Piraten sammeln sich auch in Österreich

Piraten sammeln sich auch in Österreich
Der Auftakt zur Parteigründung verlief leicht chaotisch: Am Sonntag beschäftigte sich die neue Partei mehr mit Personen als mit dem Programm.

Das Haar ist schulterlang, auf der Brust baumelt ein Totenkopf-Anhänger und wer daran zweifelt, dass Sylvester Heller "Pirat" ist, den könnte sein grimmiger Spitzname überzeugen: "Hellboy" – der Bursche aus der Hölle.

Ein Hinterhofbeisl in Wien-Ottakring am späten Vormittag. Die Luft ist zum Schneiden und Hellboy ist einer der Platzhirsche: Hier findet die "Bundesgeneralversammlung der Piratenpartei Österreichs" statt. Für gewöhnlich keine große Sache, Kleinparteien tagen ständig.

Piraten sammeln sich auch in Österreich

Doch heute ist vieles anders. Denn kürzlich ist der deutschen Piraten-Partei zum zweiten Mal der Sprung in einen Landtag geglückt.

Die rot-weiß-rote Schwesterpartei wittert Morgenluft, und da sich Fernsehen wie Zeitungen für diese neue Bewegung begeistern, ist der Andrang ansehnlich: Kamerateams pflügen durch die Reihen, am Eingang stehen Interessenten Schlange.

Auch ein deutscher "Star" ist da: Fabio Reinhardt, Vize-Fraktionschef der Berliner Piraten, gibt bei den Ösis den Moderator – zu diskutieren gäbe es ja viel: Man will sich eine Struktur und ein Programm geben, hatte man vorab erzählt.

Schrecksekunde

Piraten sammeln sich auch in Österreich

Beinahe wäre es dazu freilich gar nicht gekommen. Von den 794 stimmberechtigten Mitgliedern waren nur 51 vor Ort – klar weniger als die geforderten zehn Prozent. Die Satzungen retten den Tag. Denn nach einer Stunde Wartezeit genügten auch fünf Prozent.

Gleich zu Beginn dann ein Höhepunkt: Lola Voronina, Generalsekretärin der Dachorganisation, stellt via Laptop eine Leitung zu den Moskauer Parteifreunden her. Wer genau der pausbackige, Cola schlürfende Bartträger war, dem Voronina Grüße übermittelte, blieb unklar. Aber immerhin verlautbarte die in Burberry-Gummistiefel und T-Shirt gewandete Russin, dass die österreichischen Freibeuter zu ihren Lieblingspiraten gehören.

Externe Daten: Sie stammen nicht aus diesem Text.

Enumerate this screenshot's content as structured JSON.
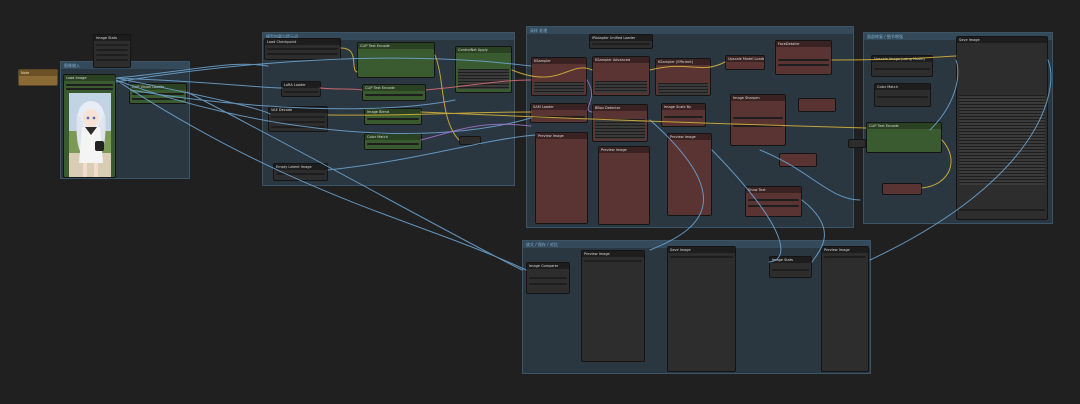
{
  "window": {
    "title": "ComfyUI node graph"
  },
  "groups": [
    {
      "id": "g1",
      "title": "图像输入"
    },
    {
      "id": "g2",
      "title": "模型加载与提示词"
    },
    {
      "id": "g3",
      "title": "采样 处理"
    },
    {
      "id": "g4",
      "title": "面部修复 / 细节增强"
    },
    {
      "id": "g5",
      "title": "放大 / 保存 / 对比"
    }
  ],
  "nodes": {
    "n_load_image": "Load Image",
    "n_reroute": "Reroute",
    "n_note": "Note",
    "n_detector": "CLIP Vision Loader",
    "n_top_small": "Image Stats",
    "n_checkpoint": "Load Checkpoint",
    "n_clip_text_pos": "CLIP Text Encode",
    "n_clip_text_neg": "CLIP Text Encode",
    "n_lora": "LoRA Loader",
    "n_controlnet": "ControlNet Apply",
    "n_ipadapter": "IPAdapter Unified Loader",
    "n_vae": "VAE Decode",
    "n_ksampler_a": "KSampler",
    "n_ksampler_b": "KSampler Advanced",
    "n_ksampler_c": "KSampler (Efficient)",
    "n_upscale_model": "Upscale Model Loader",
    "n_face_detailer": "FaceDetailer",
    "n_sam": "SAM Loader",
    "n_bbox": "BBox Detector",
    "n_latent": "Empty Latent Image",
    "n_imgscale": "Image Scale By",
    "n_preview_a": "Preview Image",
    "n_preview_b": "Preview Image",
    "n_preview_c": "Preview Image",
    "n_save": "Save Image",
    "n_compare": "Image Comparer",
    "n_upscale": "Upscale Image (using Model)",
    "n_color_match": "Color Match",
    "n_sharpen": "Image Sharpen",
    "n_blend": "Image Blend",
    "n_save2": "Save Image",
    "n_preview_d": "Preview Image",
    "n_text_out": "Show Text"
  },
  "colors": {
    "canvas": "#202020",
    "group": "#2a3640",
    "node": "#353535",
    "node_red": "#5a3333",
    "node_green": "#3a5a30",
    "wire_blue": "#6fa8d6",
    "wire_yellow": "#d4b13a",
    "wire_pink": "#e06c75",
    "wire_purple": "#a97ad6"
  }
}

Für Außenstehende war die Veranstaltung kaum zu durchschauen: Da waren die ungewöhnlichen Namen ("Gizmo", "mitom2", "Harmonizer", etc.). Da war das fast völlige Fehlen von Frauen, das ein Vorstandsmitglied als "natürliche Erscheinung" erklärte – die Partei komme aus der IT-Branche.

Ausschluss

Und da war noch die Tatsache, dass man am Ende nicht über Inhalte diskutierte, sondern Posten vergab. "Die Programm-Diskussion kommt in zwei Monaten", sagte Hellboy. Die Piraten verbrachten den Tag in Endlos-Debatten, wie man Mitglieder und Teil-Organisationen ausschließt – und wer Chef werden darf.

Der deutsche Gast Fabio Reinhardt wirkte mäßig euphorisch und das lag vielleicht auch daran, dass die Piraten am Ende nicht einmal einen Boss wählten: Auf Antrag von Hellboy wurde der Job des Bundessprechers gestrichen, man spricht im Kollektiv. Oder, um im Genre zu bleiben: Das Piratenschiff hat keinen Kapitän.